# MK7 Crosspolo on Air



## [email protected] (Dec 10, 2005)

http://www.airsociety.net/2010/12/patrik-vw-crosspolo-air-suspension/ 

Suspension setup is in the article, pretty awesome little ride.


----------



## passat_98 (Mar 31, 2007)

Do like!


----------



## d.tek (Nov 28, 2004)

yeah, thats dope.


----------



## Quads (Nov 25, 2006)

:thumbup: for sweden


----------



## Ben from RI (Jun 5, 2009)

:thumbup::thumbup::thumbup::thumbup::thumbup::thumbup:


----------



## tonyb2580 (Jun 22, 2006)

that looks tight:thumbup:


----------



## rabriolet (May 27, 2005)

I wish we got cars like that over here  


Not a fan of the wheels though sorry. They look cheap on the car.
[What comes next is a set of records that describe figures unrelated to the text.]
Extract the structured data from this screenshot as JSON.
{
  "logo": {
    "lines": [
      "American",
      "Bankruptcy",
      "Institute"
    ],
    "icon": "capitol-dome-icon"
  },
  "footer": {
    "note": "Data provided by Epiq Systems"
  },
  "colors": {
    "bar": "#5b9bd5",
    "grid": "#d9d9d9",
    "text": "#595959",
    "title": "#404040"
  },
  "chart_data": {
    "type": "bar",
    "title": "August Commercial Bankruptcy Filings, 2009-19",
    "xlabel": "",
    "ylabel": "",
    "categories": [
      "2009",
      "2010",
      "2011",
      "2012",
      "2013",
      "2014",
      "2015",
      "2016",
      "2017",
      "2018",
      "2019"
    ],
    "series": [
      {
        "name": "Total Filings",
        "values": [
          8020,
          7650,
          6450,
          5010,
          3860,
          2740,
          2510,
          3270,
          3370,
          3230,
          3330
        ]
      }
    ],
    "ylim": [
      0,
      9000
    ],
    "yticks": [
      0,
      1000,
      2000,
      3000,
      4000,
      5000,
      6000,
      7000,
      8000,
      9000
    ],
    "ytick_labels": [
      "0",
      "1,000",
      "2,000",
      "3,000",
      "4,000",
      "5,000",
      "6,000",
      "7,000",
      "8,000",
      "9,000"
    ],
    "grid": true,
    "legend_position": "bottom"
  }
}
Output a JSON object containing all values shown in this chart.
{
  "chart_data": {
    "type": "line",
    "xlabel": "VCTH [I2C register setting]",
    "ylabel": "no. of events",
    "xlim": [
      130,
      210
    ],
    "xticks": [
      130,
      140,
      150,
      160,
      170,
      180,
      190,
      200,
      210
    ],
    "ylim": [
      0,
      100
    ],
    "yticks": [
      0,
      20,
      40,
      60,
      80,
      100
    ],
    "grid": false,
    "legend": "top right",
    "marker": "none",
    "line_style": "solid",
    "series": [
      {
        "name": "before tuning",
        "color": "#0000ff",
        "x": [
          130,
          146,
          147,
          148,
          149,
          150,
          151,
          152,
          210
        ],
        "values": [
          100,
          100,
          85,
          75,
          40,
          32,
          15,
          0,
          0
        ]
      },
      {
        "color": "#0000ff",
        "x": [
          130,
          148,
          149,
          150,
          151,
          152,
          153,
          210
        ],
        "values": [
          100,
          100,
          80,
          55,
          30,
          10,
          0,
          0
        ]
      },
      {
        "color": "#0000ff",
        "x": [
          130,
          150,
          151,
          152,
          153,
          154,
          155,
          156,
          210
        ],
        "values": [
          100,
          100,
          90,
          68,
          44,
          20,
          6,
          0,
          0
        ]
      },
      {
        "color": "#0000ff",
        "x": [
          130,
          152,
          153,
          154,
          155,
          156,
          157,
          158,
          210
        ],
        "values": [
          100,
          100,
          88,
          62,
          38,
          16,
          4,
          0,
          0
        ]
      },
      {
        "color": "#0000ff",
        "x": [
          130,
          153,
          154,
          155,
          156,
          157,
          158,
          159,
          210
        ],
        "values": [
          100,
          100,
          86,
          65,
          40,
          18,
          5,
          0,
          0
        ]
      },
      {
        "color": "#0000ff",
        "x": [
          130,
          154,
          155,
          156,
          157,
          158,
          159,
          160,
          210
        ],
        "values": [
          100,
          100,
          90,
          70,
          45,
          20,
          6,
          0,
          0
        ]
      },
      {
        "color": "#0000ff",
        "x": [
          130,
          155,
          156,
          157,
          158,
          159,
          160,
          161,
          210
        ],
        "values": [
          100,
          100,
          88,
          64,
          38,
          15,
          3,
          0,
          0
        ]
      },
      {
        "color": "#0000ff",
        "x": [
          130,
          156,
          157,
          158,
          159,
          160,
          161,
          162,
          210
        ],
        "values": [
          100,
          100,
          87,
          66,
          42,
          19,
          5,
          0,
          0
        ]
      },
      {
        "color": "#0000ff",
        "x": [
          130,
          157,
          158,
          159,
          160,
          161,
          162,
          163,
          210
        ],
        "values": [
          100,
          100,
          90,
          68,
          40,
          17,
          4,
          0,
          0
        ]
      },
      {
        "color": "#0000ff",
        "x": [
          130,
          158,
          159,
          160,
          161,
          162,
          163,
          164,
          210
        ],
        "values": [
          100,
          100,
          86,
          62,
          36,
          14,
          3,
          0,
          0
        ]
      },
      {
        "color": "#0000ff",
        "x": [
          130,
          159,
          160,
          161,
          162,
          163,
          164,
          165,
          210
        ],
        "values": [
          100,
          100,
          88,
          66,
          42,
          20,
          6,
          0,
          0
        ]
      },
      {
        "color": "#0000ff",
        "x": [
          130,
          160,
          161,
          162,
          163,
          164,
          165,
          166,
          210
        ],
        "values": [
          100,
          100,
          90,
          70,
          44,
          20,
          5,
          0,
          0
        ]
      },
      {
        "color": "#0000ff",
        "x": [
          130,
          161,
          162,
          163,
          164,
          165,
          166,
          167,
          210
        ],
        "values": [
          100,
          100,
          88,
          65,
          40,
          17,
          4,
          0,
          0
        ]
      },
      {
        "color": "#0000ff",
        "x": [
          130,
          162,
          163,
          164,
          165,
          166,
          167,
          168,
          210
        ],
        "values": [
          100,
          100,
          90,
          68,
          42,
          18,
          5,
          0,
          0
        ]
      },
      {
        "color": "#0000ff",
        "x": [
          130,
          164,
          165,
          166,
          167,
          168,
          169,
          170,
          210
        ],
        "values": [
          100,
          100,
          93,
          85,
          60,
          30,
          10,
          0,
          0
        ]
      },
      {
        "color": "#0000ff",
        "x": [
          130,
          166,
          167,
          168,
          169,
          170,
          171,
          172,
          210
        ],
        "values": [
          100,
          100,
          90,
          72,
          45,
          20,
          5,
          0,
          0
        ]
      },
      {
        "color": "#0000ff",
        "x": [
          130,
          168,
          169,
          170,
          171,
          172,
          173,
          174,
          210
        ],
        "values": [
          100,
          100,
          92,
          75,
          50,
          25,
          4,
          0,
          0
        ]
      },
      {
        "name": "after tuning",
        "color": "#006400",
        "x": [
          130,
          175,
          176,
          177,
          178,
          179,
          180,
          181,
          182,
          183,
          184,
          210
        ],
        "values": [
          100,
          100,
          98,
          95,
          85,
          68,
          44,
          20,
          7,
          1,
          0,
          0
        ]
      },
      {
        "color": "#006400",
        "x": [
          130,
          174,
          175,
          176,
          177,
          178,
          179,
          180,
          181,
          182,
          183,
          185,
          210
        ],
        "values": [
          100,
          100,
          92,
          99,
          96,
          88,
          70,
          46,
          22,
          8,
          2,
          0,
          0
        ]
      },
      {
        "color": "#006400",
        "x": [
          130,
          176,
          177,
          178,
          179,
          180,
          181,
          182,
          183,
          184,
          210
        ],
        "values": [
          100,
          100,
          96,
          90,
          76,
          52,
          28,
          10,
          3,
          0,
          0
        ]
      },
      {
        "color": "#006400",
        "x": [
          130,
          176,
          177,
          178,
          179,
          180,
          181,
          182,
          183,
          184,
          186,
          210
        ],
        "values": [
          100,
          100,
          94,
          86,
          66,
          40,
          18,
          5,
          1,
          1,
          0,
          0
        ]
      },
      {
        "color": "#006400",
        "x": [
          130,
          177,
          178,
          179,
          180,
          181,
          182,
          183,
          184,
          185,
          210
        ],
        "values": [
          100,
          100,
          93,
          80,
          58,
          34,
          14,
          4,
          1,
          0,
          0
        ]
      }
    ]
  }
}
Stretch some tires on the stocks and throw those back on :thumbup:


----------



## VWRedcoat (Dec 17, 2005)

what chassis is it based off? does it use a Rear Beam?


----------



## [email protected] (Dec 10, 2005)

not sure


----------



## eastcoaststeeze (Jul 20, 2009)

thats pretty sweet not gonna lie


----------



## President Lincoln (Jun 27, 2005)

That color is sweet


----------



## 1LIFEtoDuB (Feb 4, 2008)

give me your car


----------



## e.shell (Jun 18, 2009)

****ing love it!


----------



## Miguel Lopez Ma (Mar 12, 2007)

sandro_bit said:


> http://www.airsociety.net/2010/12/patrik-vw-crosspolo-air-suspension/
> 
> Suspension setup is in the article, pretty awesome little ride.


:beer:


----------



## Lower it!! (Aug 1, 2007)

So dope.


----------